My parents are unable to contribute funds to my wedding but no matter, I plan to elope anyway. Less fuss, less drama, less money to spend, and fewer family incidents that are bound to occur. Elle’s wedding had been far more emotionally draining than I had imagined and I didn’t wish the same experience upon myself. During the months leading up to the event, my mother had bemoaned the fact that she hadn’t gotten the wedding she had wanted. Instead of having it in her family’s stunning library, as her aunt had done, she was forced by her mother to have it in a straight-laced church, wearing her older sister’s out-dated, early 80’s wedding dress. “But anyway, the wedding is really about the mother of the bride,” she concluded. “It’s her kin that attends, her friends. It’s really her day.” And that is, in all seriousness, true. The tradition is about unifiying families and the celebration of offloading useless cargo to a man who might kindly have her.

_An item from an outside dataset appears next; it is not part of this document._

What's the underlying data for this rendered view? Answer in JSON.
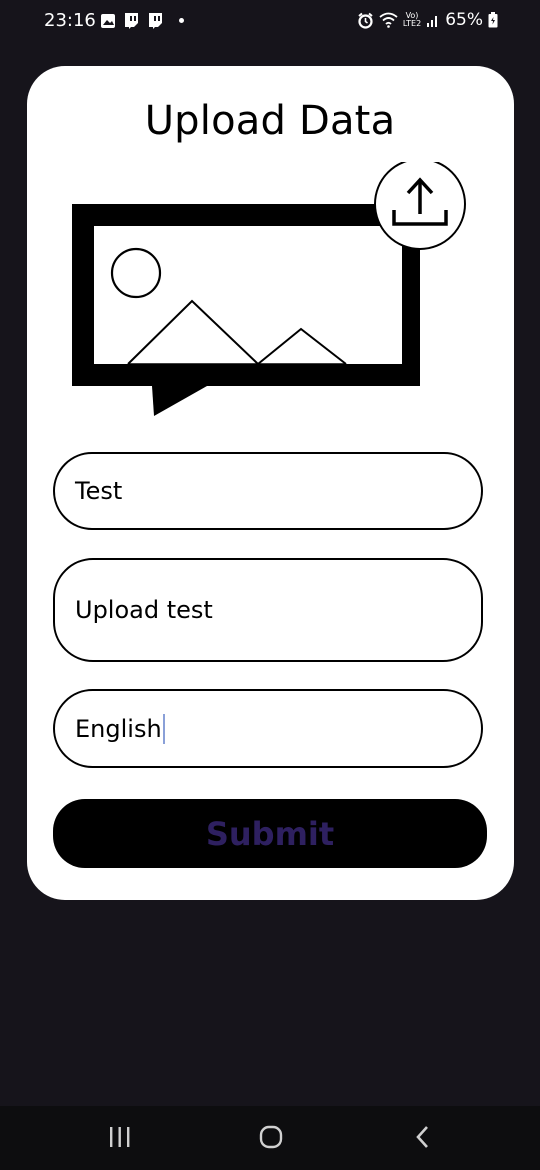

It’s December, and in ten days, Anne will have her COVID wedding in my grandfather’s gorgeous library with all of my aunts and uncles, age 60 and up, in attendance.

…And in this month of December, I’m going to have to decide whether or not I should initiate that conversation with my boyfriend. I’m 28, you see, I’m old. I’m already a prayer and “poor thing,” muttered under breaths at family gatherings.

“I have time,” I try to tell my mother but she just laughs.

“Time? What time? At this rate, you will be wholly incapable of having children!”

It feels humiliating to bring this up to my boyfriend, like an odd sort of groveling. How do I say it? As an ultimatum? Or do I make it into a joke? He’s the only man who hasn’t brought it up to me first… but he is Icelandic… or is that just an excuse I’m making on his behalf?

I write this to work out my own feelings on the matter… should I appease my family’s wishes when I don’t even know my own? And even if I were to wed, to sign those oh so celebrated legal papers and make my promises, there’s still so much more asked of women, isn’t there? For whether or not I achieve notable greatness in my lifetime, fulfillment, enlightenment, and sublime happiness, there will always be that inquisitive family member at the ready. “How’s everything?” They’ll ask.

And I can list my everythings, all that makes me happy and whole, and they’d nod mechanically, half-listening, then when the moment presents itself, jump in and ask:

“Yes but when will you become a mother? The greatest, most fulfilling job in the world?”